Cebu, the Queen City of the South, is a great place for foodies. The largest city and operational center of the Visayas, is a treasure trove for historical sites and awesome eats. Here’s a run-down of some of the must-try local delicacies.
Lechon de Cebu
Mention Cebu and lechon immediately comes to mind. Cebu claims to have the best roasted pork in the country, and most meat-loving visitors never pass up the chance to try it out. Local businesses around Cebu usually offer whole pigs (for parties and celebrations), chopped meat per kilo, and combo meals.
The authentic Cebu lechon usually tastes very flavorful as the herbs seep all the way through the tender chunks of meat and crispy skin. Lechon is tasty enough to be eaten with no sauce, but can also be dipped in a mixture of soy sauce and vinegar for extra flavor. Everyone has their favorite brand of lechon, but popular choices among locals include Rico’s, CnT, Tatangs, Zubuchon, and Ayer’s.
Puso (Hanging Rice)
Be sure to pair your meaty lechon meal with puso or“hanging rice.” Cebu’s signature rice is boiled and wrapped in coconut leaves and can be found hanging in batches in stalls from local eateries. The coconut leaves that wrap the rice infuse a distinct flavor to the rice while the convenient packages make it easy to carry anywhere for easy takeout. Aside from lechon, you can pair the versatile hanging rice with different street foods, seafood dishes or barbecue.
Speaking of barbecue, if you love skewered meat, you’re in luck. Larsian sa Fuente, a night market in Cebu, is a local favorite where you can find rows and rows of freshly grilled meat and seafood. Larsian is often recommended for balikbayans and first-timers in Cebu because of the fun and festive atmosphere and unique food finds. Get your fix of meaty goodness like pork bbq, pork belly, liempo, chorizo, chicken pitso and tasty appetizers like chicken skin and isaw. After undergoing a renovation in 2018, Larsian’s now serves other local dishes such as larang (fish stew), seafood, and desserts, to complement the meat dishes.
Sutukil is a combination of the words “Sugba” (grill), “Tula” (stew), and “Kilawin” (to cook in vinegar), a local version of sashimi. The concept of sutukil is that diners can pick one type of fish and have it cooked three different ways. This local style of food preparation gives tourists a variety of different flavors and textures in one setting.
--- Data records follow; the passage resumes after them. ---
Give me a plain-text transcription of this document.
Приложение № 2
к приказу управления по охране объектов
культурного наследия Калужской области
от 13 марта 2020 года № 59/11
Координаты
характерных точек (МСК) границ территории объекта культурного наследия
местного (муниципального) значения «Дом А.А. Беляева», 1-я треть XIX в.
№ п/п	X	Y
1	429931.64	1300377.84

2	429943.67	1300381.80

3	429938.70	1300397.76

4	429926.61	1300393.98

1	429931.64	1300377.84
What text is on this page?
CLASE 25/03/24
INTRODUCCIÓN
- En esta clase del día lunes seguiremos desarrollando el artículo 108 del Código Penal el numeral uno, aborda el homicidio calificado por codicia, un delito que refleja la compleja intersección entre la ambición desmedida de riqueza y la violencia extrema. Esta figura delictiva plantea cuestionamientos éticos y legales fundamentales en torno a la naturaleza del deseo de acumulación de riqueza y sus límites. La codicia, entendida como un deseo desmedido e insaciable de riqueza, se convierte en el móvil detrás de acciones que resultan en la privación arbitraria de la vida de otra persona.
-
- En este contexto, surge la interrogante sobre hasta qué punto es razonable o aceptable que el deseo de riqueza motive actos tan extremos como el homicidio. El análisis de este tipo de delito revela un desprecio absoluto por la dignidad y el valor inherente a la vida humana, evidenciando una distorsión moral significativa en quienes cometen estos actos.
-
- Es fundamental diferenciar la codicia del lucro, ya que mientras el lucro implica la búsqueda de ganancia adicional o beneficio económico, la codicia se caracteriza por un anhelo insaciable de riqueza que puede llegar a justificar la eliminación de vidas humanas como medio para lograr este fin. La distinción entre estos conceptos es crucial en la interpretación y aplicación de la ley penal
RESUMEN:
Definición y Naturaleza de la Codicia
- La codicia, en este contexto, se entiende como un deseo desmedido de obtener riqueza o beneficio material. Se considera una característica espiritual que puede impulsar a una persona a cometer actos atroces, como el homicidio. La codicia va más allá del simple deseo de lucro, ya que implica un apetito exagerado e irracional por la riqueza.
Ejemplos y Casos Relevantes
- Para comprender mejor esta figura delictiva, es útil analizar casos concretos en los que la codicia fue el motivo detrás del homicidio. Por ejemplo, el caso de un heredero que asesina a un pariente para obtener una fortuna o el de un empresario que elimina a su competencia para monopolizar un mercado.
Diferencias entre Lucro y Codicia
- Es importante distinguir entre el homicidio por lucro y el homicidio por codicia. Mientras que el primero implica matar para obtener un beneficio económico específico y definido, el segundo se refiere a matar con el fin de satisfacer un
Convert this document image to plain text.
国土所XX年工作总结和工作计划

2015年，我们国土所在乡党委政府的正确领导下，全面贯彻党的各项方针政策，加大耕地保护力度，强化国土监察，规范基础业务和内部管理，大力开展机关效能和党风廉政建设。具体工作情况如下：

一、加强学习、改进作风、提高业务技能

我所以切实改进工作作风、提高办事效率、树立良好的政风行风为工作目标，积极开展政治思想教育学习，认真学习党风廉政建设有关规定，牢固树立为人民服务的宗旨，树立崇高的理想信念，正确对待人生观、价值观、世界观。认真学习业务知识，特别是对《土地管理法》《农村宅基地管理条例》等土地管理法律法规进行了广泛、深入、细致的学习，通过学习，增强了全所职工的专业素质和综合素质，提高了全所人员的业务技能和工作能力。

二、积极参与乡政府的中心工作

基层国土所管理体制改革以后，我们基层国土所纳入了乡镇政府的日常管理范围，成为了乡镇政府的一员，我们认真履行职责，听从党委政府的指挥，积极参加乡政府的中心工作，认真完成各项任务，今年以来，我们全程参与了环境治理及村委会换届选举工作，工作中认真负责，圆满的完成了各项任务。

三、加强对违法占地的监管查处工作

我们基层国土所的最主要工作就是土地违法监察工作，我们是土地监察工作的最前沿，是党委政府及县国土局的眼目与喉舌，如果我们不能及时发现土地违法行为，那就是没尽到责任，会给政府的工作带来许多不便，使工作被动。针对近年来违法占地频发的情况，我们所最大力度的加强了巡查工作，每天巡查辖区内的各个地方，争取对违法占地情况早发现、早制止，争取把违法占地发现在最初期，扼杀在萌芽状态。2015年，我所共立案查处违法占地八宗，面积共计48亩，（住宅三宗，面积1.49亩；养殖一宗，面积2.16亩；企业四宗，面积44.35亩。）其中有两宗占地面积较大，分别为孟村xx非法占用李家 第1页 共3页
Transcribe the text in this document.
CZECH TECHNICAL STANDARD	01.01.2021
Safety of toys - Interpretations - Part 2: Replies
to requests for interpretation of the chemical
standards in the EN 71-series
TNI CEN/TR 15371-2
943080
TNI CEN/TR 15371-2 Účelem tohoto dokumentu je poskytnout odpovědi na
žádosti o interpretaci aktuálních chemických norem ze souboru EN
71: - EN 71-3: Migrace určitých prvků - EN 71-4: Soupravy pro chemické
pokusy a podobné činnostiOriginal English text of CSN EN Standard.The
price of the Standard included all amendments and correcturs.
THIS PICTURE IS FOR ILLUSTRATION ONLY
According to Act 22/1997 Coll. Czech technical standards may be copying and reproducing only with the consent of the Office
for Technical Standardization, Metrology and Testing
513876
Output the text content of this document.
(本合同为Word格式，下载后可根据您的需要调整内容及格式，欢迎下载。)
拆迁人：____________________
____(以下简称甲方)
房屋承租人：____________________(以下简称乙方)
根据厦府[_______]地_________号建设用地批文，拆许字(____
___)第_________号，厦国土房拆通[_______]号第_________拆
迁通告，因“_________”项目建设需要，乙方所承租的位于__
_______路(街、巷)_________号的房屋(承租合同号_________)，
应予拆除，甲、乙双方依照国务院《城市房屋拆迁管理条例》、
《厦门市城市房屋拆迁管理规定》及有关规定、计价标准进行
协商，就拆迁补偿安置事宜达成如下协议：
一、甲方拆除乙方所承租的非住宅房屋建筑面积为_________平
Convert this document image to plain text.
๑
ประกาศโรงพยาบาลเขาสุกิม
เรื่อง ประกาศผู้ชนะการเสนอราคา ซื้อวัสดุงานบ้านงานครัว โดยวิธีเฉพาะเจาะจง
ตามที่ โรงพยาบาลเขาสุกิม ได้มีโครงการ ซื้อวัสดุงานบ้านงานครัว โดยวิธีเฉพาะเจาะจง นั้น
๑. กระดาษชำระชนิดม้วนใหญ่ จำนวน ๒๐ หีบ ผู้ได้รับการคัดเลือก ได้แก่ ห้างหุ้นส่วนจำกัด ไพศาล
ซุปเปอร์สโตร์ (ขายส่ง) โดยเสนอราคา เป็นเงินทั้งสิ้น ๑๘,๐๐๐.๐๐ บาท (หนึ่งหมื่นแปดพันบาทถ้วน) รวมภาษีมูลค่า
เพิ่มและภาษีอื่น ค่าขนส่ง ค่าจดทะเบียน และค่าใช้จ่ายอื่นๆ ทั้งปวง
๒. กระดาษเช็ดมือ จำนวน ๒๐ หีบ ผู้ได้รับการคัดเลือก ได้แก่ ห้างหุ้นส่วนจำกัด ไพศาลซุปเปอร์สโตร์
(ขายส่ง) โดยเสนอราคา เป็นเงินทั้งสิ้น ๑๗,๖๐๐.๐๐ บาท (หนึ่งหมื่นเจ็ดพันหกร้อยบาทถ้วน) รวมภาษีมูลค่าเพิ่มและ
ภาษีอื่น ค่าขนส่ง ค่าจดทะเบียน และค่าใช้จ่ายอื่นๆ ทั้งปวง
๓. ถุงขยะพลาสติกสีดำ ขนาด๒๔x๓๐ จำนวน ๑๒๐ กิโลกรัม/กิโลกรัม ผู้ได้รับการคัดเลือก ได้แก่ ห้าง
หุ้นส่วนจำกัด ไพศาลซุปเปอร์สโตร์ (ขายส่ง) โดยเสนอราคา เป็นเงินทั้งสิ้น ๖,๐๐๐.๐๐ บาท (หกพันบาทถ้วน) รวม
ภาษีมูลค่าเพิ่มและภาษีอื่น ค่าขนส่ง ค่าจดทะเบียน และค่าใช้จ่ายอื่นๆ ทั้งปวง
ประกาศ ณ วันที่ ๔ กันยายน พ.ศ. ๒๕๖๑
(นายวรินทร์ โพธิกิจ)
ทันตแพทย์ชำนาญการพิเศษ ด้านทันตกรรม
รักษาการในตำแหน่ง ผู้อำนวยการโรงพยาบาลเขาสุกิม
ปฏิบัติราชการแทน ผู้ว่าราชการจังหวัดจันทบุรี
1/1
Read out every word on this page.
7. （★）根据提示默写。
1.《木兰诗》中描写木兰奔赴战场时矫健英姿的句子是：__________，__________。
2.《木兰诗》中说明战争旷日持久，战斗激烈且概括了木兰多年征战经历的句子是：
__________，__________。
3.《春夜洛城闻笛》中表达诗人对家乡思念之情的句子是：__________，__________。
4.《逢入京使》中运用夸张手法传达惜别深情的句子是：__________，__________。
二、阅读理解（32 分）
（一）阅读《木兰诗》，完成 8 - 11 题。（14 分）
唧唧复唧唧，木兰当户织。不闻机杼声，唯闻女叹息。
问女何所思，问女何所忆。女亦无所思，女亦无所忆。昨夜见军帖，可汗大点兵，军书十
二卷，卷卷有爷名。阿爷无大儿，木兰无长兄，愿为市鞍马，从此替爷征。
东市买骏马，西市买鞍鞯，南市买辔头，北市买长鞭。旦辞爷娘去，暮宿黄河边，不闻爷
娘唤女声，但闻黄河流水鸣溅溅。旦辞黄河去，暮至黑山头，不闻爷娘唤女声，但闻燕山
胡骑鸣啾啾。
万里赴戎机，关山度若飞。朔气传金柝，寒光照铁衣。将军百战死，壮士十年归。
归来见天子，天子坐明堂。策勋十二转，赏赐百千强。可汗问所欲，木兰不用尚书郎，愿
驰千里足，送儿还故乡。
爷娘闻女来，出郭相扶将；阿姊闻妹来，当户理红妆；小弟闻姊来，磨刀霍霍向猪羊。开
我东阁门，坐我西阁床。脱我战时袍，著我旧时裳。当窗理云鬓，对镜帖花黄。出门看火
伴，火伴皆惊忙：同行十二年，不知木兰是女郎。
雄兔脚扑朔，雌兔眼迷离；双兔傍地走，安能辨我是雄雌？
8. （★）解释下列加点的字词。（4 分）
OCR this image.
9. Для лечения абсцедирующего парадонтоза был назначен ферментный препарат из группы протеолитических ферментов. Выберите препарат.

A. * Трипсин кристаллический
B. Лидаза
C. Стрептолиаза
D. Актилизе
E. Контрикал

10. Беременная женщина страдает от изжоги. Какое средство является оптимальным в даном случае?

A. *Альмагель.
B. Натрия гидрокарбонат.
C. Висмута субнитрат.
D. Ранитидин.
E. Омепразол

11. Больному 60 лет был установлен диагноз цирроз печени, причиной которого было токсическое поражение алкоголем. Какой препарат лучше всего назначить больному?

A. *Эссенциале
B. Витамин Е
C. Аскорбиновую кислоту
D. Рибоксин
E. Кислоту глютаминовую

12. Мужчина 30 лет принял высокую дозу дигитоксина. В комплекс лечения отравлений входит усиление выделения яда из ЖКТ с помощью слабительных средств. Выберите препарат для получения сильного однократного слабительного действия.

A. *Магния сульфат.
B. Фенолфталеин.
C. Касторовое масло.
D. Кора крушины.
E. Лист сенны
Looking for something a little more exotic? How about sampling a bubbling dish of tuslob-buwa? This tasty gravy like stir-fried dish is made mostly of pig brain, pork liver or intestines, onions, oil, soy sauce or fish sauce and other various seasonings. Considered a staple street food among locals, who pair it with puso or hanging rice, the dish is also served as an appetizer in specialty bars and restaurants. Tuslob-buwa has become one of the top choices of adventurous foodies after a version of the dish served in Cebuano restaurant Azul was featured in an episode of Neflix’s Street Food Asia series.